Apache Pulsar vs Celery

OverviewComparisonAlternatives

Overview

Celery
Celery
Stacks1.7K
Followers1.6K
Votes280
GitHub Stars27.5K
Forks4.9K
Apache Pulsar
Apache Pulsar
Stacks119
Followers199
Votes24

Apache Pulsar vs Celery: What are the differences?

Key Differences between Apache Pulsar and Celery

Apache Pulsar and Celery are both distributed messaging systems that are widely used for handling asynchronous tasks and events in various applications. However, they have several key differences that distinguish them from each other.

  1. Architecture: Apache Pulsar is designed as a distributed messaging system that combines both publish-subscribe and queueing models, allowing for efficient handling of real-time streams and messaging queues. Celery, on the other hand, is a task queue that follows a simple publish-subscribe model, where the tasks are distributed to workers for execution.
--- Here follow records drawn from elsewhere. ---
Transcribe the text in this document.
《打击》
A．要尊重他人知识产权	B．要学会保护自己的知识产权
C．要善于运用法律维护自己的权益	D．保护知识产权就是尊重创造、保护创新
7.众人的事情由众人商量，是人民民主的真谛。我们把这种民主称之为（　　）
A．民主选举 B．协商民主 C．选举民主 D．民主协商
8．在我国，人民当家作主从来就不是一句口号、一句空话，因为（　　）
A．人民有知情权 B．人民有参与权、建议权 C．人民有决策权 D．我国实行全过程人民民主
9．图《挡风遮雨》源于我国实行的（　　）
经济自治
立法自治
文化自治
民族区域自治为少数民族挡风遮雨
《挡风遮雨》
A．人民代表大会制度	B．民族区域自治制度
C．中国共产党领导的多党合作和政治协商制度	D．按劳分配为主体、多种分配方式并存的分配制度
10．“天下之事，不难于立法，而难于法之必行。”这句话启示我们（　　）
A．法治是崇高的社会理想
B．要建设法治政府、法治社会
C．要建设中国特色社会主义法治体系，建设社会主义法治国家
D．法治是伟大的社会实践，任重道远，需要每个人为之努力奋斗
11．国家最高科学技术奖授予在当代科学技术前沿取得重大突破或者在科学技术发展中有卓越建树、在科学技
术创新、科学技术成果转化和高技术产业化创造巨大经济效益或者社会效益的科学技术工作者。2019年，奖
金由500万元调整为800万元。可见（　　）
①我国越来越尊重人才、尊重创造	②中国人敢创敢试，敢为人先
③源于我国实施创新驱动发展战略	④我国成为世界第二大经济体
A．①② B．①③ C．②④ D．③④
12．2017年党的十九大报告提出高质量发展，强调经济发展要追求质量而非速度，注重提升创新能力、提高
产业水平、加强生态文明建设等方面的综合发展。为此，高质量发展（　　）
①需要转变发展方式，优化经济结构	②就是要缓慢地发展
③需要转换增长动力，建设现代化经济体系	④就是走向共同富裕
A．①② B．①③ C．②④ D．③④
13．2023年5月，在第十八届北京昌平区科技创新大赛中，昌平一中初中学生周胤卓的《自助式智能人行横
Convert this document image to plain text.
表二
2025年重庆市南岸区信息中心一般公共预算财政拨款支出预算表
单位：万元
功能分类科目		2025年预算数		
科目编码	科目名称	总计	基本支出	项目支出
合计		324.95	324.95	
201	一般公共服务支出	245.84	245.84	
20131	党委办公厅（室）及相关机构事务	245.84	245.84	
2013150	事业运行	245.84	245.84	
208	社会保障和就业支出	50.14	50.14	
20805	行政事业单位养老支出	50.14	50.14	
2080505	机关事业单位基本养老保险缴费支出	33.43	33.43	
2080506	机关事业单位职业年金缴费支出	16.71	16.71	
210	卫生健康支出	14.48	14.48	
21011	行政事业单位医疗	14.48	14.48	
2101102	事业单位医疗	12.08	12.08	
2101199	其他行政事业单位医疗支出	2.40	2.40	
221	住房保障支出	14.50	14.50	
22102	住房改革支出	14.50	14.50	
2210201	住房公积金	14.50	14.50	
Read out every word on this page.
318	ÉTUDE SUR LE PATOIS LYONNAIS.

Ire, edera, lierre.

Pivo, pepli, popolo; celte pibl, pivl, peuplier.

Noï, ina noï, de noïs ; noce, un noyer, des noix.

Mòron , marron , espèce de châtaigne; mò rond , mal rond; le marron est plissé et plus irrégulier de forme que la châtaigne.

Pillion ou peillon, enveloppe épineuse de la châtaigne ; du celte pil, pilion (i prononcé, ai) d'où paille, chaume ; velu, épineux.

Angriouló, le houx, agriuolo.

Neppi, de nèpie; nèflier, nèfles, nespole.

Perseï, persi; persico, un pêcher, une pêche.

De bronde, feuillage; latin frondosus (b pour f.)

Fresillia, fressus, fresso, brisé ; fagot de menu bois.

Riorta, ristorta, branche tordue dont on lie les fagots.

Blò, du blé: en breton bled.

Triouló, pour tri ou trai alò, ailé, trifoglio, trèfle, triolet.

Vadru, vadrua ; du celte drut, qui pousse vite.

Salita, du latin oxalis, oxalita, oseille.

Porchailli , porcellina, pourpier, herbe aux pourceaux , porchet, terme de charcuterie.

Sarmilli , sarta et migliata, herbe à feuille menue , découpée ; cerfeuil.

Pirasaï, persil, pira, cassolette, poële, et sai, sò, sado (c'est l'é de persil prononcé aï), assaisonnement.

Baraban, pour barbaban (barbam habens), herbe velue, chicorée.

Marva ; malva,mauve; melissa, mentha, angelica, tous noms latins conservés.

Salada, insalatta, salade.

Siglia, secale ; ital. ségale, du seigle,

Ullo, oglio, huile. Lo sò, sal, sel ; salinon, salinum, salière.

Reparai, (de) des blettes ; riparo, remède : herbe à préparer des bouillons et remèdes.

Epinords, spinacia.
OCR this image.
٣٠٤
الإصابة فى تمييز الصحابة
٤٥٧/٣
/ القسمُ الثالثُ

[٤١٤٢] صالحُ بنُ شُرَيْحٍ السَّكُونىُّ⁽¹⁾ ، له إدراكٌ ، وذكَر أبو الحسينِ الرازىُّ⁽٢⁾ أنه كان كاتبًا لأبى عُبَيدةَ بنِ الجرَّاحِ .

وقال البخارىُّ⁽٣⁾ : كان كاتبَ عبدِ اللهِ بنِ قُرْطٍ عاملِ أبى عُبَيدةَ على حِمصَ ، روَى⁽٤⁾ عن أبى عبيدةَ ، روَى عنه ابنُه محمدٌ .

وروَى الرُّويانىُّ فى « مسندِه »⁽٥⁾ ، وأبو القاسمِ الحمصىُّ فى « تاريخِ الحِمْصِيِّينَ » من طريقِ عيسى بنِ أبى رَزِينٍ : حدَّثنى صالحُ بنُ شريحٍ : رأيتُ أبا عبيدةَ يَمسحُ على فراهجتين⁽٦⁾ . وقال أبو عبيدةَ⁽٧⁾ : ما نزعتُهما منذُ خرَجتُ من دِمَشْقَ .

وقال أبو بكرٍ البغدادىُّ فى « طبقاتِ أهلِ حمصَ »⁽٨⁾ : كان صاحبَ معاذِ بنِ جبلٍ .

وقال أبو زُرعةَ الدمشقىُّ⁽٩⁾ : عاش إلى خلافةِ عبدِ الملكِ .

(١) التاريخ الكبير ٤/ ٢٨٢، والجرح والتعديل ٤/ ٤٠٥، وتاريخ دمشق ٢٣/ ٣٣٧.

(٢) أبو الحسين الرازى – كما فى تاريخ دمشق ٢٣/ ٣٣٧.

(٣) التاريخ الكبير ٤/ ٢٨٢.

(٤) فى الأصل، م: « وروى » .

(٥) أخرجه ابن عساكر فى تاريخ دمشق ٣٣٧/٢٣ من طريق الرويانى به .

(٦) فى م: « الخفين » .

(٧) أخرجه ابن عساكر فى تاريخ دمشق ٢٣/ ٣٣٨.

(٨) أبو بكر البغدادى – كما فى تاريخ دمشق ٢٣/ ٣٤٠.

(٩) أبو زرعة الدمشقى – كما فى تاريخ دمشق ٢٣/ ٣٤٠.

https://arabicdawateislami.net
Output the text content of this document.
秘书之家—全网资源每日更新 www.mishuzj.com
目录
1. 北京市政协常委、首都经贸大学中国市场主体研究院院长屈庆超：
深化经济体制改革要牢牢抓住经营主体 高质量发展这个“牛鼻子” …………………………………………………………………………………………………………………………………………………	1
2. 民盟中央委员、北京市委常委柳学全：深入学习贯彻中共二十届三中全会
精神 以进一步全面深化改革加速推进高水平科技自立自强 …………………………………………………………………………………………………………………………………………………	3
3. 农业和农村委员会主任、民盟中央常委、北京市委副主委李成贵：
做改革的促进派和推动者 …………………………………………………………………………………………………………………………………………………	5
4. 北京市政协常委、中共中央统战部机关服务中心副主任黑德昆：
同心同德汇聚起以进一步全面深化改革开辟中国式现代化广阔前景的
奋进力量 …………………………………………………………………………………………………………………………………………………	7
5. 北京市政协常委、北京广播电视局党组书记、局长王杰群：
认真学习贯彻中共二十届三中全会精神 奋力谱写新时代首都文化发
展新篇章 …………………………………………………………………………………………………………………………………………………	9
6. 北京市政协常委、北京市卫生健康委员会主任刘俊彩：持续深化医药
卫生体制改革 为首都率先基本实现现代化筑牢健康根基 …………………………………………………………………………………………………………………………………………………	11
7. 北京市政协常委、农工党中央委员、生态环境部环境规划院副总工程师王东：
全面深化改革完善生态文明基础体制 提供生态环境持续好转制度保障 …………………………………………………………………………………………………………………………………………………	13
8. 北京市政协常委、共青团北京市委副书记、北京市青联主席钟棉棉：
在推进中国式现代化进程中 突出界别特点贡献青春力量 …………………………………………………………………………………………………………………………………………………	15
  2. Scalability: Apache Pulsar is built to scale horizontally by adding more brokers and separating the storage and compute layer. It can handle a massive number of topics and consumers, making it suitable for large-scale enterprise applications. Celery, though it supports scaling by adding more workers, is not as robust in handling large-scale scenarios compared to Apache Pulsar.

  3. Message Guarantees: Apache Pulsar provides strong message delivery guarantees by persisting messages to durable storage and supporting both at-least-once and effectively-once delivery semantics. It ensures that messages are reliably delivered even in the event of failures. Celery, while it provides basic message guarantees, relies on external message brokers such as RabbitMQ or Redis for persistence and delivery assurances.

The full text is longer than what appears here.